Bil’s rating (out of 5): BBB.5.
United Kingdom, 1937. London Film Productions. Screenplay by John Collier, collaboration with Ákos Tolnay, Marcia De Silva, based on the story Toomai Of The Elephants by Rudyard Kipling. Cinematography by Osmond Borradaile. Produced by Alexander Korda. Music by John Greenwood. Production Design by William Hutchinson. Film Editing by Charles Crichton.

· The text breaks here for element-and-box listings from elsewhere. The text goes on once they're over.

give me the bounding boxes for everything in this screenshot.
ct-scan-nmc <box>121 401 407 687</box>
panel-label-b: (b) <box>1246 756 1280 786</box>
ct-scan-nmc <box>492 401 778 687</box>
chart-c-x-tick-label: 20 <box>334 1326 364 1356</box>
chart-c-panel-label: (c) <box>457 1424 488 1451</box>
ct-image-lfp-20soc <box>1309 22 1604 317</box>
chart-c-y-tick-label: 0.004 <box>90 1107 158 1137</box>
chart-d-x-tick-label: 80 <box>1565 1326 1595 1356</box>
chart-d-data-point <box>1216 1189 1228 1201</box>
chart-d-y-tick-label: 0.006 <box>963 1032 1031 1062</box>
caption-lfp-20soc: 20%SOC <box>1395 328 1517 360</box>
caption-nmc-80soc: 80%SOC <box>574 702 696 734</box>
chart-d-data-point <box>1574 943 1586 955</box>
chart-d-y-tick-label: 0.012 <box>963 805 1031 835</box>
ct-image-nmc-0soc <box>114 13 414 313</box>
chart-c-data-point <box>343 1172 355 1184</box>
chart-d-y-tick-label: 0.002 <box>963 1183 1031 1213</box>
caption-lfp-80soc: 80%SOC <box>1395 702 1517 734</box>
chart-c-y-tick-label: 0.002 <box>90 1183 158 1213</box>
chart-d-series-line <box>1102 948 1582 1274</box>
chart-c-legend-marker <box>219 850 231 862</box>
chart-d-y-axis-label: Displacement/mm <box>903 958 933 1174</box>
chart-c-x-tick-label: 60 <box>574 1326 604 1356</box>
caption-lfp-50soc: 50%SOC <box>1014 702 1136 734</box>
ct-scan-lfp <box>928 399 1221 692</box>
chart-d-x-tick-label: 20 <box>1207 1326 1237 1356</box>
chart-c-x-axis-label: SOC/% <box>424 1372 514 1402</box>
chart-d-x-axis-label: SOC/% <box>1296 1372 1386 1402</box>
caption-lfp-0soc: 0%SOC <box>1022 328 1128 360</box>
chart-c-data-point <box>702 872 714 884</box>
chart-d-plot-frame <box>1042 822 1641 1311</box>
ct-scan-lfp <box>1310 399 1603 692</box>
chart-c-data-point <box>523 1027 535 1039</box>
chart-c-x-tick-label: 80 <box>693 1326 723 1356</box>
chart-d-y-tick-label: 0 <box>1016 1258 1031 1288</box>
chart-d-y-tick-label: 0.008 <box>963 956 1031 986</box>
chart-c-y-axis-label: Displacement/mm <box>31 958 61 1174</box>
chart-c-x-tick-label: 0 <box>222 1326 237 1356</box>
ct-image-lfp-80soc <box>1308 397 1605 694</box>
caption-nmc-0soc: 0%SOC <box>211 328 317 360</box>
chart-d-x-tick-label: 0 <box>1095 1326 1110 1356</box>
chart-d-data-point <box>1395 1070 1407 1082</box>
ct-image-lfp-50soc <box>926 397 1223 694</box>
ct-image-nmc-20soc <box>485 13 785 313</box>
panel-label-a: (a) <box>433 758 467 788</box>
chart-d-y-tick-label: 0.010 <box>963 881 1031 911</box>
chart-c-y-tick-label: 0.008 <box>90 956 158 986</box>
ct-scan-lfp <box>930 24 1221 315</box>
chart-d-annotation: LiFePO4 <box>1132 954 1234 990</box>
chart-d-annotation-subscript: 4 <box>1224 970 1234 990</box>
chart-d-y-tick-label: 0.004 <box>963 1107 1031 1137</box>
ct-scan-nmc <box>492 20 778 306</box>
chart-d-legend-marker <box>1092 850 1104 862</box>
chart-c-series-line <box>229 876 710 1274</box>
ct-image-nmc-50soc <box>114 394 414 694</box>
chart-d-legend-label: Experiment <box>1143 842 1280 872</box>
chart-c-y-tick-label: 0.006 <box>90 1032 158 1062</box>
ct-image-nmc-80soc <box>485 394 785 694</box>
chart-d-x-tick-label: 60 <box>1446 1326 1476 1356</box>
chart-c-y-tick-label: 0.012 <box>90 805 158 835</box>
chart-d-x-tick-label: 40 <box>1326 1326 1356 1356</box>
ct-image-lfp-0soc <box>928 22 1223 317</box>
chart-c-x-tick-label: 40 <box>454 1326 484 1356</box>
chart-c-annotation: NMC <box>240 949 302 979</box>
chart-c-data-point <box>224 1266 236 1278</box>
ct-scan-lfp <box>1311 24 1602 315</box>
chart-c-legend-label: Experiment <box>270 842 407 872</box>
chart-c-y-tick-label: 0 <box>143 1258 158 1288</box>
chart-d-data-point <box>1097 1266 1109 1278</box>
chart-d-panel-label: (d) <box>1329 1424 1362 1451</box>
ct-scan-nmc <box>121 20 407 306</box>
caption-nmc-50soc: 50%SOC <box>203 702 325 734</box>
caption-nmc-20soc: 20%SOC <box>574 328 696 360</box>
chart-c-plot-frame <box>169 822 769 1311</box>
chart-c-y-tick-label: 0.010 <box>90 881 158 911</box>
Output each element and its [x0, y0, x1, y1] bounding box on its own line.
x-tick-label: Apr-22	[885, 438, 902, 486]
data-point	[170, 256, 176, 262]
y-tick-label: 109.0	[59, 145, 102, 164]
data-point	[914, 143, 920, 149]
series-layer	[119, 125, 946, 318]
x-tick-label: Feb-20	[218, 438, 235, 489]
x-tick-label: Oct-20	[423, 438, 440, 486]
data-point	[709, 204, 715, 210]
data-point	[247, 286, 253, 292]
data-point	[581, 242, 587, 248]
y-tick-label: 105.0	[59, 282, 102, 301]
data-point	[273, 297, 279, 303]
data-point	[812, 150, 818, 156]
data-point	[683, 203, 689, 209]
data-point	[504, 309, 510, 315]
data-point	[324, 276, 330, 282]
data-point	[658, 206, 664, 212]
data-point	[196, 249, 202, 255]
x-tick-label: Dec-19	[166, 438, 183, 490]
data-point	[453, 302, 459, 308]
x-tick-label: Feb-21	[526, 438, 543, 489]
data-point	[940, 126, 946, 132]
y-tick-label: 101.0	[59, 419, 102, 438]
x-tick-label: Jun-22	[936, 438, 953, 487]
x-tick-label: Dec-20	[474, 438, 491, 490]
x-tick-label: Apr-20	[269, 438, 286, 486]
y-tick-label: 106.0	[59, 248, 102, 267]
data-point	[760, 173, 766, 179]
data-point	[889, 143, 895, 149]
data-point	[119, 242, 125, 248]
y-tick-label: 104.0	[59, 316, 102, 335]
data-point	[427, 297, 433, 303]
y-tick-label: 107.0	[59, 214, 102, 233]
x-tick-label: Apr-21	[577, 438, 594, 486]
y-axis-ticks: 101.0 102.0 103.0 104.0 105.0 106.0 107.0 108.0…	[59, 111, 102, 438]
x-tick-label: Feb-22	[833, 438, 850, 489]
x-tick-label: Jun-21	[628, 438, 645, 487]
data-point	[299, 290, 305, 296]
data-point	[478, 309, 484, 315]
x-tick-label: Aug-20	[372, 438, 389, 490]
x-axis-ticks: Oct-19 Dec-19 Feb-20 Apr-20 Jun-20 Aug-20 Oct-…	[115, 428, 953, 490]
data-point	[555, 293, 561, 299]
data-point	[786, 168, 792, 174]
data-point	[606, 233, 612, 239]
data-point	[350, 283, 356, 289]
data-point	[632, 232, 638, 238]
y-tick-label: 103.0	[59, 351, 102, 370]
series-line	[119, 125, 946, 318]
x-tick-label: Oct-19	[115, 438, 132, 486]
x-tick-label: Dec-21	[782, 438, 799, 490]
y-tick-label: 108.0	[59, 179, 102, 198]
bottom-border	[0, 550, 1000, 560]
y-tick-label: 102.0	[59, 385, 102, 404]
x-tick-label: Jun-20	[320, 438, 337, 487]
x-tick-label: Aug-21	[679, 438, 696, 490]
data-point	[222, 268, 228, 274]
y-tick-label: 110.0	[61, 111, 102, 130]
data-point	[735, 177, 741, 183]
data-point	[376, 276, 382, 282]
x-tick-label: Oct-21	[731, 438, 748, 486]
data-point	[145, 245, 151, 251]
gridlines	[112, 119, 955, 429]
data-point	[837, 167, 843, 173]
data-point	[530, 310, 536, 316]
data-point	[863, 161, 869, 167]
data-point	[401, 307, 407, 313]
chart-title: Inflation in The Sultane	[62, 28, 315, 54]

Sabu deservedly became a star when this sweetly fun adventure became a hit with children the world over. Himself an elephant driver who had never seen a film before, Sabu’s unselfconscious acting and charming appearance are put to good use in the role of Toomai, Rudyard Kipling’s little hero. After his father is hired by English hunter Petersen (Walter Hudd) to round up wild elephants meant to be put to work in human service, Toomai is devastated to lose his parent to a wild tiger (not the last time Sabu would lose a parent this way in a film). He and his own giant, faithful pachyderm companion remain with Petersen and his crew, insisting that he knows where to find more of the great creatures whose like has not recently been seen in their usual stomping grounds. The other men in Petersen’s retinue laugh at his childish naivete, disbelieving in the myth of elephants dancing in the jungle, but we know they are wrong to mistrust this wise and good hearted lad. The plot is a thimble’s worth of narrative to hang the adventure on, but the vast amounts of gorgeous footage (mostly shot by “documentarian” Robert Flaherty in India) makes for a terrific viewing experience. The film led to super stardom for its adolescent star, who promoted the jingoistic, colonial view of his nation in many more (politically lamentable, but wonderfully enjoyable) adventures in the years to come.